Truss tipped to approve North Sea licences
Liz Truss risks stirring up a new confrontation with climate change campaigners by approving a number of oil and gas drilling licences in the North Sea if she moves into Downing Street next week.
In one of her first acts as prime minister she will declare her desire to secure the UK’s energy supplies, though it will not have any immediate impact on soaring bills.
As many as 130 licences will be issued and could be announced soon after finance leaders meet in Edinburgh for an update on progress towards the COP26 objectives.
Business Secretary Kwasi Kwarteng – expected to be appointed Chancellor – and the Brexit Opportunities minister Jacob Rees-Mogg, who is likely to be his successor, have held a series of meetings with oil and gas companies to encourage more domestic output, reports The Times.
These meetings follow pressure on energy firms from former Chancellor Rishi Sunak to raise production to avoid facing further windfall taxes. Mr Sunak’s energy profits levy, announced in response to rising energy bills, included an 80% allowance to boost investment in North Sea extraction. The industry is opposed to further taxes as a condition for increasing production.
Mr Kwarteng wrote to North Sea oil and gas firms at the end of April demanding they reinvest profits in accelerating production of oil and gas to reduce the UK’s dependency on imports, and in the clean energy technologies.
The North Sea, although in long term decline, still contains oil and gas equivalent to about 15 billion barrels, of which about a billon barrels of oil is consumed domestically, according to figures from the North Sea Transition Authority.
A number of companies, including Anglo-French company Perenco, BP and TotalEnergies, another French company, are hoping to increase production.
Ms Truss is likely to support plans by Equinor, the Norwegian state energy company, to extract 70,000 barrels of oil a day from the Rosebank field which it claims will meet 8% of British production by the end of the decade.
Shell has received permission to extract oil from the Jackdaw site, but this is now caught up in a legal case brought by Greenpeace.
The latest scramble to boost production comes as YouGov poll for The Times indicated that nearly half of Tory voters backed the renationalisation of the energy industry, with one in four people saying they could not heat their homes this winter.
Ben van Beurden, chief executive of Shell, Europe’s biggest oil and gas company, said yesterday that he did “not think this crisis is going to be limited to just one winter”.
Mike Tholen, Offshore Energies UK’s sustainability director, said: “The UK’s homes and businesses cannot do without these fuels so if the nation stopped producing oil and gas, it would just have to import them. The only alternative would be cold homes, electricity shortages and transport limited largely to bikes and walking.”
There is a scramble across Europe for dwindling supplies. Ursula von der Leyen, president of the European Commission, said yesterday that the bloc was preparing to reform the continent’s electricity market.

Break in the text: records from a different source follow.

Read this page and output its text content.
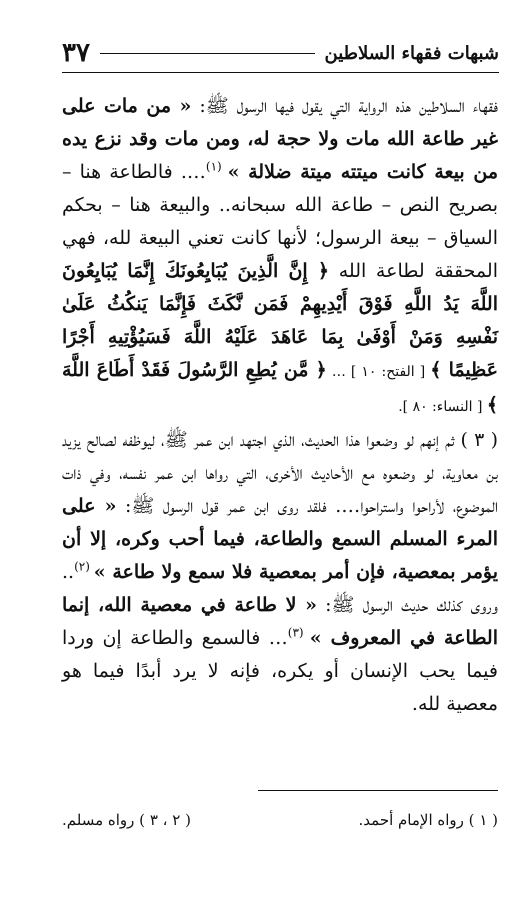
شبهات فقهاء السلاطين
٣٧

فقهاء السلاطين هذه الرواية التي يقول فيها الرسول ﷺ: « من مات على غير طاعة الله مات ولا حجة له، ومن مات وقد نزع يده من بيعة كانت ميتته ميتة ضلالة » $^{(١)}$…. فالطاعة هنا – بصريح النص – طاعة الله سبحانه.. والبيعة هنا – بحكم السياق – بيعة الرسول؛ لأنها كانت تعني البيعة لله، فهي المحققة لطاعة الله ﴿ إِنَّ الَّذِينَ يُبَايِعُونَكَ إِنَّمَا يُبَايِعُونَ اللَّهَ يَدُ اللَّهِ فَوْقَ أَيْدِيهِمْ فَمَن نَّكَثَ فَإِنَّمَا يَنكُثُ عَلَىٰ نَفْسِهِ وَمَنْ أَوْفَىٰ بِمَا عَاهَدَ عَلَيْهُ اللَّهَ فَسَيُؤْتِيهِ أَجْرًا عَظِيمًا ﴾ [ الفتح: ١٠ ] … ﴿ مَّن يُطِعِ الرَّسُولَ فَقَدْ أَطَاعَ اللَّهَ ﴾ [ النساء: ٨٠ ].

( ٣ ) ثم إنهم لو وضعوا هذا الحديث، الذي اجتهد ابن عمر ﷺ، ليوظفه لصالح يزيد بن معاوية، لو وضعوه مع الأحاديث الأخرى، التي رواها ابن عمر نفسه، وفي ذات الموضوع، لأراحوا واستراحوا…. فلقد روى ابن عمر قول الرسول ﷺ: « على المرء المسلم السمع والطاعة، فيما أحب وكره، إلا أن يؤمر بمعصية، فإن أمر بمعصية فلا سمع ولا طاعة » $^{(٢)}$.. وروى كذلك حديث الرسول ﷺ: « لا طاعة في معصية الله، إنما الطاعة في المعروف » $^{(٣)}$… فالسمع والطاعة إن وردا فيما يحب الإنسان أو يكره، فإنه لا يرد أبدًا فيما هو معصية لله.

( ١ ) رواه الإمام أحمد.
( ٢ ، ٣ ) رواه مسلم.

Outgoing Prime Minister Boris Johnson has an advocate for nuclear and wind power which are helping keep down prices in France.
Chancellor Nadhim Zahawi is in the US to discuss global economic pressures with counterparts in the US Government and leading international economic and financial institutions.
During visits to New York and Washington DC this week, Mr Zahawi will stress the need for continued collaboration with the UK’s international partners and allies such as the US to tackle the issues that are causing rising prices and slower growth across world economies.
Mr Zahawi is expected to indicate a desire for increased civil nuclear cooperation and closer working between the UK and US nuclear industries on developing technologies, such as small and advanced modular reactors.
Discussions will also be held on furthering sanctions against Russia in response to Putin’s war of aggression against Ukraine.